Шурка достал из-под подушки солдатский ремень, намотал его на руку и начал охаживать наказуемого металлической бляхой по голой заднице. Бил в полную силу, долго, явно не получая от этого никакого удовольствия, но что поделаешь — работа есть работа. На дикие вопли не обращал внимания. Наказанный пацанёнок потом очень долго не только сидеть не мог, но даже ходил с трудом. После нескольких подобных экзекуций мелкие кражи в детском доме полностью прекратились.
Кабан, про которого вспомнил Шурка, был воспитателем — самым грубым и бессердечным из всех. Однажды при Шурке он отвесил затрещину мальчонке только за то, что тот не успел вовремя уйти с его дороги. Сбитый с ног мальчонка при падении сильно ударился головой о железную кровать.
— Что же ты, Кабан, малышей обижаешь? — сквозь зубы процедил Шурка.
— Кто тут Кабан?!
— Это ты. Жирная дикая свинья.
— Я доберусь до тебя, щенок!
— Добиралка у тебя слабовата. Ты за всё заплатишь.
Дождавшись ночной смены Кабана, ему устроили тёмную. Навалились гурьбой, связали полотенцами, одно полотенце затолкали в рот.
— Слушай меня внимательно, мразь, — холодно и спокойно начал Шурка. — Малышей ты больше обижать не будешь, — он достал заточку и медленно начал протыкать ею скрещенные ладони связанных рук. Кабан сильно трепыхался, но на нём сидели двое, а кляп во рту позволял только мычать. — Для начала с тебя хватит, — сказал Шурка, спокойно вытирая заточку о штаны Кабана. — В следующий раз, если ты ничего не понял, проткну что-нибудь посущественнее. А если попытаешься на нас стукнуть — тебе не жить. Лучше бы тебе уволиться, а то противно на твою рожу смотреть.

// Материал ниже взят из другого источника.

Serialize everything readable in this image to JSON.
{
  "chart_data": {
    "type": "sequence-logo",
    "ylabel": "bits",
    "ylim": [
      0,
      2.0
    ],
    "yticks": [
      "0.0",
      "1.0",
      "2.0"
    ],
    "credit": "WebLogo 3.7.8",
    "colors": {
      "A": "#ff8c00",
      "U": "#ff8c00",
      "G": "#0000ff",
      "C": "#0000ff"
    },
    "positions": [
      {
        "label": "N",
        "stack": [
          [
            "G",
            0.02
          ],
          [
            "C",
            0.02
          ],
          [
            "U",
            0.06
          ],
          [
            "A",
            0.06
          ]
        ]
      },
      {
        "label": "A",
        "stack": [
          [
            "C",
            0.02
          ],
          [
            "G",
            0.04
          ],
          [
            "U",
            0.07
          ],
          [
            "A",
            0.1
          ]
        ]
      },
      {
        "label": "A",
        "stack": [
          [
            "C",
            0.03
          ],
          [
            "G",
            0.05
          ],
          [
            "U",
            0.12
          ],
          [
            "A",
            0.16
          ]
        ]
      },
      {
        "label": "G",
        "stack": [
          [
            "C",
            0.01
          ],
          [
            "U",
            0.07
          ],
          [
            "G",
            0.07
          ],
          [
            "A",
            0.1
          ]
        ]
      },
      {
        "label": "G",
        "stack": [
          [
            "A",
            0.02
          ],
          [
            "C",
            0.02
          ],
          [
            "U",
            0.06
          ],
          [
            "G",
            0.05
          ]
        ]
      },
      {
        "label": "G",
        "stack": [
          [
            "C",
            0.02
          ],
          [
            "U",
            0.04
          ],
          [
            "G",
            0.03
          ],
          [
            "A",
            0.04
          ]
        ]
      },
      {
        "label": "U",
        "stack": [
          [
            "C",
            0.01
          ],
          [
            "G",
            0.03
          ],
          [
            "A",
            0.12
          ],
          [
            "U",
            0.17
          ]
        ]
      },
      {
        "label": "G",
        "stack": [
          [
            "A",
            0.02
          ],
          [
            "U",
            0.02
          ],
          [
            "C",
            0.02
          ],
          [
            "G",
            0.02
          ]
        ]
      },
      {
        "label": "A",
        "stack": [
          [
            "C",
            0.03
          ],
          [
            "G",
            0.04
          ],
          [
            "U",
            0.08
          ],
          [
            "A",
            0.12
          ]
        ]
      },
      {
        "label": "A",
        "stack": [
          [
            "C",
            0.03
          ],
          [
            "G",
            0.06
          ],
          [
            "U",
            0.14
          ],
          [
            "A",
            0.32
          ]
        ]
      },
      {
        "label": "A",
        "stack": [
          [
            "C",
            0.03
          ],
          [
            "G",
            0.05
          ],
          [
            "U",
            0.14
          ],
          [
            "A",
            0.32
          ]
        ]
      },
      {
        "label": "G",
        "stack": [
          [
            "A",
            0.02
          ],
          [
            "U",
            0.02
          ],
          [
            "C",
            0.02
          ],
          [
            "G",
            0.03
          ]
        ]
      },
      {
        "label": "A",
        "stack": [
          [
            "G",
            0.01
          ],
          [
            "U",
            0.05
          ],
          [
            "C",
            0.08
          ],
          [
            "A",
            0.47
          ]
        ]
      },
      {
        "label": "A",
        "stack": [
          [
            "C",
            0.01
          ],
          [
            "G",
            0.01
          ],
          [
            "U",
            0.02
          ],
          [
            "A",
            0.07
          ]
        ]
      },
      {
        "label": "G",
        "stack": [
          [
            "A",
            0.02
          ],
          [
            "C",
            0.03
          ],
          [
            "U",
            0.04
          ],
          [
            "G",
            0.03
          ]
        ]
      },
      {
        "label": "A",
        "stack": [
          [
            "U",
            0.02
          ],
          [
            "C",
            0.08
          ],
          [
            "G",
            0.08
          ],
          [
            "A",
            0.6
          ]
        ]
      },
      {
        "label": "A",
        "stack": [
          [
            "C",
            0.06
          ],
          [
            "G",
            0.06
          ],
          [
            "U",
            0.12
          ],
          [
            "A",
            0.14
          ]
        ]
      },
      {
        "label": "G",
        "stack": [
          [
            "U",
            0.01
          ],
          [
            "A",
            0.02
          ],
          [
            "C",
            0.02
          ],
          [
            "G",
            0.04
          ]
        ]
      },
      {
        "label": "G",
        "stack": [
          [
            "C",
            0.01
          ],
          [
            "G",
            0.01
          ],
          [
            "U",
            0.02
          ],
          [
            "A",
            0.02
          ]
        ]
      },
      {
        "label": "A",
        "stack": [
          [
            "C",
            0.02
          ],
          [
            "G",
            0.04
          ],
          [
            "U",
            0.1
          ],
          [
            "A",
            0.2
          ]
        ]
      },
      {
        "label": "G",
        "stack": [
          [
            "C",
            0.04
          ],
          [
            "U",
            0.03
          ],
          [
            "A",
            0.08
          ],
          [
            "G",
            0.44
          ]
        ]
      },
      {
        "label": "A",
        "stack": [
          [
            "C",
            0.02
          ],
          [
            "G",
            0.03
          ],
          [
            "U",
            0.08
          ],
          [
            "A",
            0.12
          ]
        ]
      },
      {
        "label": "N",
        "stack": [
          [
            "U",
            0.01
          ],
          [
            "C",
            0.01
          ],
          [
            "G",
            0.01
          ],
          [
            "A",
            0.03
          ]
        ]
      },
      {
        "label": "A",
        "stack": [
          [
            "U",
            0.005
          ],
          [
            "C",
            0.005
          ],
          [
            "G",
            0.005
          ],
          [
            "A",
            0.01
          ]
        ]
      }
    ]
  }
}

На следующий день Кабан уволился, никому ни о чём не рассказав. Другие воспитатели догадывались о том, что произошло, но доказать ничего не могли. И теперь уже все, включая взрослых, смотрели на юного волчонка с уважением и страхом.
— А я знаю, что сегодня на обед будет, — мечтательно протянул один детдомовец, но, не сумев заинтриговать этим заявлением своих друзей, выдал щемящую тайну, — что-нибудь такое с тушёнкой.
— Ты думаешь, твои сны всегда сбываются? — иронично бросил Шурка.